Agnė Žagrakalytė

Klara. Bande dessinee

A starving half-orphan? A drug smuggler? A victim of a local hooligan? A comic book artist? Who is Clara, little Clara? One of them? All of them at the same time? Will art and fantasy help her cope with reality? It’s a novel about the position of a Central European in the western world, about a wounded child in an adult world, about the desire to free oneself from burdens, about the past that haunts, about working on oneself and escaping from oneself, about striving for integration and constant disintegration. And about very tasty dumplings.

Okładka książki "Klara Bande desine". Na okładce wachlarz z twarzy.

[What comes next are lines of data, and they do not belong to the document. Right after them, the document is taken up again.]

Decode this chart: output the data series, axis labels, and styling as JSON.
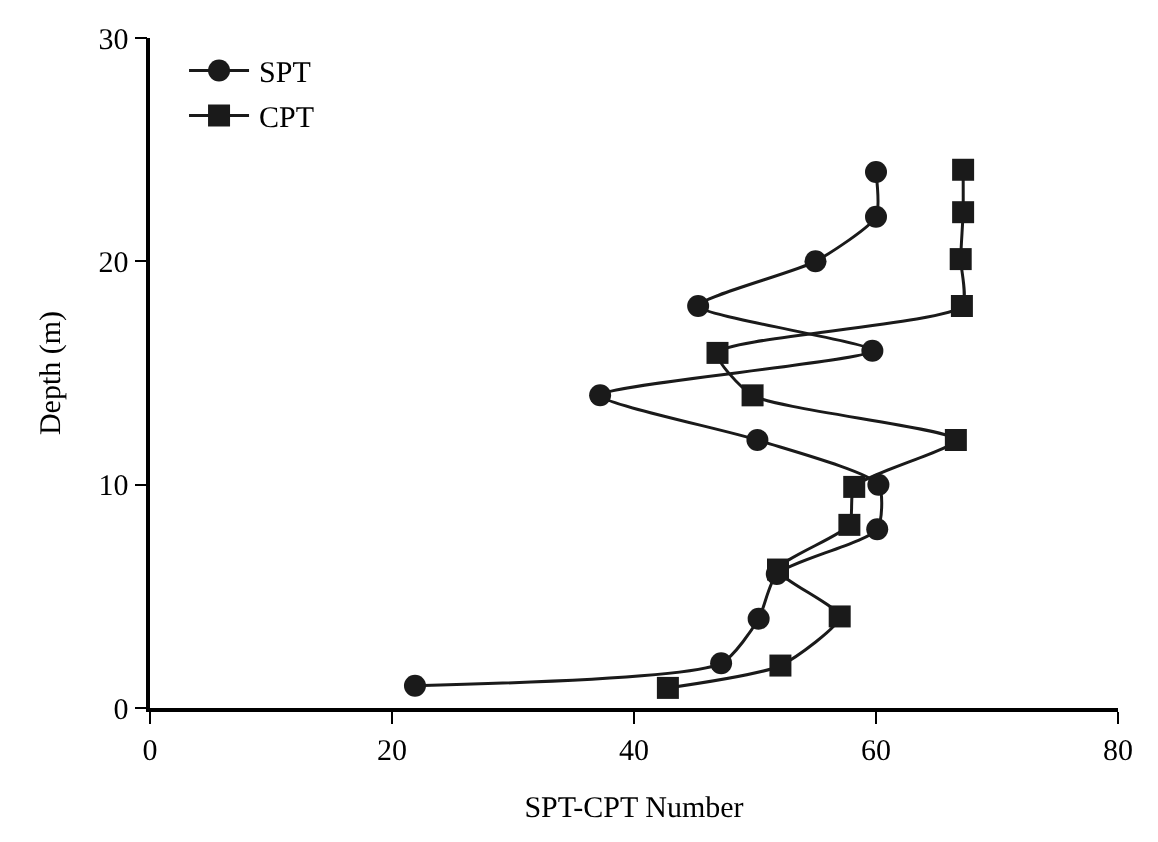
{
  "chart_data": {
    "type": "line",
    "xlabel": "SPT-CPT Number",
    "ylabel": "Depth (m)",
    "xlim": [
      0,
      80
    ],
    "xticks": [
      0,
      20,
      40,
      60,
      80
    ],
    "ylim": [
      0,
      30
    ],
    "yticks": [
      0,
      10,
      20,
      30
    ],
    "legend": "top left",
    "series": [
      {
        "name": "SPT",
        "color": "#1a1a1a",
        "marker": "circle",
        "x": [
          60,
          60,
          55,
          45.3,
          59.7,
          37.2,
          50.2,
          60.2,
          60.1,
          51.8,
          50.3,
          47.2,
          21.9
        ],
        "values": [
          24,
          22,
          20,
          18,
          16,
          14,
          12,
          10,
          8,
          6,
          4,
          2,
          1
        ]
      },
      {
        "name": "CPT",
        "color": "#1a1a1a",
        "marker": "square",
        "x": [
          67.2,
          67.2,
          67,
          67.1,
          46.9,
          49.8,
          66.6,
          58.2,
          57.8,
          51.9,
          57,
          52.1,
          42.8
        ],
        "values": [
          24.1,
          22.2,
          20.1,
          18,
          15.9,
          14,
          12,
          9.9,
          8.2,
          6.2,
          4.1,
          1.9,
          0.9
        ]
      }
    ]
  }
}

As the protagonist herself says: “After all, we are Lithuanian, and we have never been able to write novels, and we never will. Instead, we spend our entire lives writing one never-ending poem” – a judgment both harsh and sarcastic. Nevertheless, Klara is very close to poetry, mainly due to the dense language, prone to wordplay, onomatopoeia, and – as befits a comic book text – vivid, colorful descriptions.

Agnieszka Smarzewska

“Klara” presents a stark and minimalist prose style, economical in its use of words, without many adjectives and lofty terms, devoid of embellishments and unnecessary digressions. At the same time, though it may seem contradictory, it possesses an extraordinary poetic quality. It’s a story about a girl. A story about a woman. A story about loneliness and the constant need to escape and erase all traces.